Blueprint is a seasoned musical time traveler. His 1988 album years ago set the flux capacitor perfectly on one of Hip Hop’s richest years. More recently, his Adventures In Counter-Culture held nostalgia against the future with revelations, stories and expressions looking at social misfits. From those sessions leading up to last year’s album, ‘Printmatic had more to say on such a thematic release. Deleted Scenes shares some concept from the high-profile 2011 Rhymesayers release, however the jigsaw puzzle pieces take on a life of their own, and prove that this anachronism is also a skilled editor.
“The American Dream,” a single from Deleted Scenes is one of its most profound moments. The song looks back to the innocence of Blueprint’s youth. Told through the adolescent images of compact cars, expensive clothes and rival schoolgirls, the two verses highlight work-ethic and cheap fun as a lost pastime. Simpler times, as heard on A.I.C.C.’s “Stole Our Yesterday” are a driving force of inspiration in Blueprint’s art as of late. Another similar quality between the two albums is ‘Print’s artistic experimentation, although the directions vary. Album-closer “Packt Like” (a remake of Radiohead's "Packt Like Sardines In a Crushed Tin Box") is full-on singing, with a repetitive, simple chorus of “I’m always lookin’ in the wrong place / Get off my case.” It’s unclear who or what the artist is speaking to, but it’s a long way from even the emcee’s melodic delivery heard on Soul Position’s Unlimited EP. With warm vocal tones, the Columbus, Ohio native proves that he’s got tremendous vocal range and could succeed outside of the 16-bar Rap format. Fans of the more traditional style will find comfort in tracks like “Takin’ It,” where the wordplay states: “On the campuses, they’re like, ‘You’re my boy, Blu’ / ‘Cause everything about his habitat is old school / Before you challenge him, think twice before you choose / Whatever happens after that is on you.”
From a musical standpoint, Deleted Scenes feels less cohesive. “Bartenders” is fuzzy synths and golden-era drum programming, just a song behind the isolated piano of “The Mask.” New Wave, Jazz and Electronic are active elements in the kit, as expected, but like deleted scenes in a film, they’re harder to sequence than the album whose sessions they evolved from. Blueprint continues to challenge his range as an accomplished producer, versed in both sampling and instrumentation. However, as someone so associated with complete concept, Deleted Scenes’ backdrops are challenging.

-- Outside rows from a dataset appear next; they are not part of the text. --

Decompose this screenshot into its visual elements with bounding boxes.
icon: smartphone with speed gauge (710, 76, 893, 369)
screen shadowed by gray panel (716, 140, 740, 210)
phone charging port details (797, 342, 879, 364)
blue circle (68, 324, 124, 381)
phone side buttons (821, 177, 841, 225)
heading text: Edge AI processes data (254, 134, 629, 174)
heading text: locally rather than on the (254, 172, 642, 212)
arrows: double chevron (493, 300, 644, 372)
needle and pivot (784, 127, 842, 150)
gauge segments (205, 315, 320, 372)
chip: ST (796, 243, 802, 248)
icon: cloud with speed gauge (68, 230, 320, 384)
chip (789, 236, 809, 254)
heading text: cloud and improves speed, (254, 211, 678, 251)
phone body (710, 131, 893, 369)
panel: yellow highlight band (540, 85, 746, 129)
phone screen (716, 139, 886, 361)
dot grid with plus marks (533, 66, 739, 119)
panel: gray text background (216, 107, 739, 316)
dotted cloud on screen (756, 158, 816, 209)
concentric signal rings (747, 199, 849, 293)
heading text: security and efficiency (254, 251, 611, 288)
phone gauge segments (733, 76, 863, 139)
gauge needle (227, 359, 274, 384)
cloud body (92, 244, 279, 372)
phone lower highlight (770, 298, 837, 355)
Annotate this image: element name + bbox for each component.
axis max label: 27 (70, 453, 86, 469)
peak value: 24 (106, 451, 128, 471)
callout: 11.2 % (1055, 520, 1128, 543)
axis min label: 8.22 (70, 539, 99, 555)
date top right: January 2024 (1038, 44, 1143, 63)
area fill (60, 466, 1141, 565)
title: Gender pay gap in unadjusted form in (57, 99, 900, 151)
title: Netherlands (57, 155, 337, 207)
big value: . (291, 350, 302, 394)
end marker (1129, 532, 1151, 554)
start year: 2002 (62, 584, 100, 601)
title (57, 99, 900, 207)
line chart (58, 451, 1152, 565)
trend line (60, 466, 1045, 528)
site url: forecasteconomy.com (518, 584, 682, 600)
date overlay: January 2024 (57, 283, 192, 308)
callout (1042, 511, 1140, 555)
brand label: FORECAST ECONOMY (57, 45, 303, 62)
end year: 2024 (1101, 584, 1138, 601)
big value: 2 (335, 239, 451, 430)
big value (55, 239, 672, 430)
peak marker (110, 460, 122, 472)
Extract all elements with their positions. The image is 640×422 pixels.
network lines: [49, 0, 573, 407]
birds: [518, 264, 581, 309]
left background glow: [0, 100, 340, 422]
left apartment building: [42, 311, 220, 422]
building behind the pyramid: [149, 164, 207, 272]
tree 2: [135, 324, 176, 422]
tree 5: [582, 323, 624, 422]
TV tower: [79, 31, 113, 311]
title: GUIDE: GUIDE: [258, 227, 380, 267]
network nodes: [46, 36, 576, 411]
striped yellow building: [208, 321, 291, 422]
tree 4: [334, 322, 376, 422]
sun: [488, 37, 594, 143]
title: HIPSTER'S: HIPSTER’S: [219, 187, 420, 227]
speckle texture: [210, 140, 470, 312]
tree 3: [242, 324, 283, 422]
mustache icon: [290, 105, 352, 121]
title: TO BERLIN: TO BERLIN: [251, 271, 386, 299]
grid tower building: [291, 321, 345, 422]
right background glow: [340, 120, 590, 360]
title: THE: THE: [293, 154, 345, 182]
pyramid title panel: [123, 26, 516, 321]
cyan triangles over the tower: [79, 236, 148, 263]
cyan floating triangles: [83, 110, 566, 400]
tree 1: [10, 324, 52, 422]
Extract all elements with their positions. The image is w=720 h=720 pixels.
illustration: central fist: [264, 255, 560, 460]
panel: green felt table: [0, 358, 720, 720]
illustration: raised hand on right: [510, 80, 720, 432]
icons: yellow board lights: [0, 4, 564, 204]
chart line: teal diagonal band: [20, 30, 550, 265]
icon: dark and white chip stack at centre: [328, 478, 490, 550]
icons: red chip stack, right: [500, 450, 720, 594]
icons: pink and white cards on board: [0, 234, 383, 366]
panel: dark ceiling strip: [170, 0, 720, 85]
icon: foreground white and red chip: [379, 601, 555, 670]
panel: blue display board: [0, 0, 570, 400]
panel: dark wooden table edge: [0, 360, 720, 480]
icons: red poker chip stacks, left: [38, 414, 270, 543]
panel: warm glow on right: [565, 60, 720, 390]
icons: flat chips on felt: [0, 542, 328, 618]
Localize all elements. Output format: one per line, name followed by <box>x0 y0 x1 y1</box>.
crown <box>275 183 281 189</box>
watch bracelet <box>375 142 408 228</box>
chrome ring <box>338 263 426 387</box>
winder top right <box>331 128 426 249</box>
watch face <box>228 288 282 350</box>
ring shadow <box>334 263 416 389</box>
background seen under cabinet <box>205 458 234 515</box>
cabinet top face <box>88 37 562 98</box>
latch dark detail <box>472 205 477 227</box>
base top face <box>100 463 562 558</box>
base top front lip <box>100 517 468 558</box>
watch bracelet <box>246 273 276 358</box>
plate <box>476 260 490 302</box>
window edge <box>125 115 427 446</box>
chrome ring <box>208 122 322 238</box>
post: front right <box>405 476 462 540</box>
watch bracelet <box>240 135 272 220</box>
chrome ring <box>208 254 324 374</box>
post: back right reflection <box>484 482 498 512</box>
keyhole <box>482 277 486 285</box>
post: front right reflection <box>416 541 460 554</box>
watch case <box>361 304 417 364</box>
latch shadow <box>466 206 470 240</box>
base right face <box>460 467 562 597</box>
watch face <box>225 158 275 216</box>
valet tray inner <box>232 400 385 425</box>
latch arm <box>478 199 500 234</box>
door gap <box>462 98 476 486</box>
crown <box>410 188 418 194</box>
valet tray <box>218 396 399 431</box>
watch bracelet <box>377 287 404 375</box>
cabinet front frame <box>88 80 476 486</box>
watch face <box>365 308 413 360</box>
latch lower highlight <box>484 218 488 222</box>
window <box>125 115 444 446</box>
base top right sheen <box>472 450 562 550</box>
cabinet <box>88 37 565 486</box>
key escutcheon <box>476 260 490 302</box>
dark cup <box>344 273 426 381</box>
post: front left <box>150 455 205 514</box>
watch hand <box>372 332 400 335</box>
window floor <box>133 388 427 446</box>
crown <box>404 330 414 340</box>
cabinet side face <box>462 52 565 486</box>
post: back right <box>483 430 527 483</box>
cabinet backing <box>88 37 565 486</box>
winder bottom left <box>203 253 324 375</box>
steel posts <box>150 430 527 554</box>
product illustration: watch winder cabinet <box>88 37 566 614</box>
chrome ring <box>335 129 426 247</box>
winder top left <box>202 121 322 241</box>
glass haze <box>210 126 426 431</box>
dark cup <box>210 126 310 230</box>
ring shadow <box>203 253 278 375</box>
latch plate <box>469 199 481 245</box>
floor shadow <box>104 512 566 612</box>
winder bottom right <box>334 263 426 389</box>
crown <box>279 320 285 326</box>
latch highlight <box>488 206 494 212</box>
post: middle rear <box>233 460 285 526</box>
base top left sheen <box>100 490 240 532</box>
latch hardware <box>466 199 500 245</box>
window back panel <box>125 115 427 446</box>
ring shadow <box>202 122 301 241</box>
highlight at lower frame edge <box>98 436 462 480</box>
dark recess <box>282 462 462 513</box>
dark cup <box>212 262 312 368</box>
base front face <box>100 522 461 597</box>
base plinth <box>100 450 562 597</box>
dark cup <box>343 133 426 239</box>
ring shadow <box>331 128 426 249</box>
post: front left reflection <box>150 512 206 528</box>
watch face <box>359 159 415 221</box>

At a time when Hip Hop artists are easily driven to sequels and revisiting successful traits in their repertoire, Blueprint’s Deleted Scenes has less to do with Adventures In Counter-Culture than it may seem. This is an album of its own after being presented, although the back-story overtly connects it to its predecessor. Instead, it almost appears as if two albums were recorded in 2010 and 2011. This effort is more a la carte, but still finds an artist who thrives in storytelling, tangible emotions and dynamic production. Past the decade mark in an energetic and evolving career, this time-traveler makes appropriate music for these days and times.